Self Help Now: A community blog

Dr. Jacqueline B. Sallade offers ideas for maintaining your mental health.

Don't Yell At Me-I Don't Like It!

Written by Dr. Jacqueline B. Sallade, Community blogger | Oct 5, 2013 6:30 PM

"Don't yell at me," said the wife to the husband or the mother to the child or the teacher to the student. It hurts. It's stupid. And she nevers hears or thinks about what you said when you yelled. All she heard was yelling.

Take the example of the time I left the garage door open and anyone could have gotten in the house. All the yelling was probably valid, but I was so upset by it that I didn't focus on the mistake and did it again. On the other hand, the time I left the office door unlocked was even worse and my colleague just mentioned it nicely. So, I listened, thought about it, took responsibility and never did it again. No one learns by demeaning words or tone of voice. Once again, it's just stupid. In fact, what one learns is that the yeller is frustrated, rigid, intolerant of mistakes and even cruel.

Or, onemight fathom that the yelling person is really overreacting because he's upset with himself or about something else and letting out all your tension on the victim. Well, she or he is not a punching bag or a whipping post, so forget it. People who are so verbally abused can refuse to take it. Personally, I would leave the room, the building, the town, the State or the country, depending on how bad it is and how far I need to go or really can go to feel safe.

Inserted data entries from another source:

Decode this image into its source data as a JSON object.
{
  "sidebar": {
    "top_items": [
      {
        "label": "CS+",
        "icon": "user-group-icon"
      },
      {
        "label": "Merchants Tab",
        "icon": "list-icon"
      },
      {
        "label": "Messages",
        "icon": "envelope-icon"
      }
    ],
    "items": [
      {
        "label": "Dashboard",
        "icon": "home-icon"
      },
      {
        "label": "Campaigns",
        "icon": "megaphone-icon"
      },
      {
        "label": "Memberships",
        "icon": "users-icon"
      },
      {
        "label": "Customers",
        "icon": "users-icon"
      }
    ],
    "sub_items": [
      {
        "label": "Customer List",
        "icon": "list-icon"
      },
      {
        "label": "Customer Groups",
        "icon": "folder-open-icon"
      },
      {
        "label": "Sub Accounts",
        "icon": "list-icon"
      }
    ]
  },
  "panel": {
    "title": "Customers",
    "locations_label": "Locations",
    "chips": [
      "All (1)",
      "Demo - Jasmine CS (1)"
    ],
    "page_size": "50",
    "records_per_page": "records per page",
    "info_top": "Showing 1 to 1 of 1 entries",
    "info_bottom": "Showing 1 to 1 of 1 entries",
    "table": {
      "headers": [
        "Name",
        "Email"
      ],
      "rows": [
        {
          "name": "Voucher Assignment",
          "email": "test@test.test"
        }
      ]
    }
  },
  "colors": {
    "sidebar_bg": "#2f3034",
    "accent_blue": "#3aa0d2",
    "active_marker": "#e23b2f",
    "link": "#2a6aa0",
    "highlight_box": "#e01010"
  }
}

But what if the victim of yelling is a child? The child is stuck and can only leave mentally. That departure happens by denial, depression, opposition, passive aggression, or outright rebellion. The child may talk it over with someone who cares or stuff the terrible feelings inside. The child may judge that it's the yelling parent or sibling who is disturbed, insecure and needs help. Usually, though, the child becomes anxious and insecure. The repercussions can show up physically and mentally for years. What a mess!

The correction is so easy. Talk, don't yell. Explain, understand, tolerate, and model self-control. If there's a legitimate gripe, consequences should be just, not weirdly stupid.